Sachverständige kritisieren geplante Strompreisbremse
Berlin: (hib/HAU) Von der Energiebranche kommt deutliche Kritik an der geplanten Strompreisbremse. Während einer öffentlichen Anhörung des Ausschusses für Klimaschutz und Energie am Dienstagnachmittag traf vor allem die geplante Regelung zur Abschöpfung von „Zufallsgewinnen“ in der Stromerzeugung auf Widerspruch.
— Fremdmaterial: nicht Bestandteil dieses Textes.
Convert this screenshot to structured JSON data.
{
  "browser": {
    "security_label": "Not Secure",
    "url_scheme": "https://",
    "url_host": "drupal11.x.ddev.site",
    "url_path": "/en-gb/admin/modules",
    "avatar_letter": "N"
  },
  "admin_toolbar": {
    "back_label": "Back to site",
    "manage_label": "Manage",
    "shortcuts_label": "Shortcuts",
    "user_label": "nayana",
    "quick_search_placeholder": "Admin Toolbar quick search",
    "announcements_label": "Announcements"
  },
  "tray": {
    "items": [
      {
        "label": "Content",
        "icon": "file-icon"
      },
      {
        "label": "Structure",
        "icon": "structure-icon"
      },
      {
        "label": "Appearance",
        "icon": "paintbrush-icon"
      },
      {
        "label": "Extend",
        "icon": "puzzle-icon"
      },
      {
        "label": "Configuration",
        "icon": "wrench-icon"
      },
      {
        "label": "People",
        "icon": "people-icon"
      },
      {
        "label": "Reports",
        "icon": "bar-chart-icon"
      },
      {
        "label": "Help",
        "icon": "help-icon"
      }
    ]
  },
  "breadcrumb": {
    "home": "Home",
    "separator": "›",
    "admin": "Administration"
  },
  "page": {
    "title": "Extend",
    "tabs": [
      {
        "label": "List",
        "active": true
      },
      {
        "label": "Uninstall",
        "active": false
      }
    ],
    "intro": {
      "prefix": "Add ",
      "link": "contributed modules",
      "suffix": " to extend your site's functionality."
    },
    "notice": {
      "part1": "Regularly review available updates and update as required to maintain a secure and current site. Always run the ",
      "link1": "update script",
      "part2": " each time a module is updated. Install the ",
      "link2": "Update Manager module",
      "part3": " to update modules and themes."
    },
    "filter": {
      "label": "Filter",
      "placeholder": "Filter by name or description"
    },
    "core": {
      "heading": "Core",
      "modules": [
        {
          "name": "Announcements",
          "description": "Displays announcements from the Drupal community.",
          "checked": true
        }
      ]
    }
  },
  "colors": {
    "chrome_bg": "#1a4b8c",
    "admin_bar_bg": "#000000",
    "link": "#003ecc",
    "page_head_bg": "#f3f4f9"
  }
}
Laut dem Gesetzentwurf der Koalitionsfraktionen (20/4685) sollen kriegs- und krisenbedingte Überschusserlöse „in angemessenem Umfang abgeschöpft und über einen Wälzungsmechanismus zur Finanzierung der Entlastungsmaßnahmen verwendet werden“. Oberhalb einer technologiespezifischen Obergrenze sollen 90 Prozent der Erlöse abgeschöpft werden. Ziel der Regelung ist es, Stromverbraucher bis zum 30. April 2024 bei den Strompreisen zu entlasten.
Auch wenn die Branche bereit sei, ihren solidarischen Beitrag zu leisten, sei die Tiefe der Markteingriffe besorgniserregend, befand Kerstin Andreae, Vorsitzende der Hauptgeschäftsführung beim Bundesverband der Energie- und Wasserwirtschaft. „Gerade auf der Abschöpfungsseite brauchen wir ganz dringend ein Enddatum“, sagte sie. Erhebliche Sorge mache ihr auch die kurzfristige Streichung der „vermiedenen Netzentgelte“, die derzeit dezentralen Erzeugern gezahlt würden. Sie seien ein wichtiger Erlösbestandteil, „der bei der Investitionsentscheidung fest einkalkuliert worden ist“, machte Andreae deutlich.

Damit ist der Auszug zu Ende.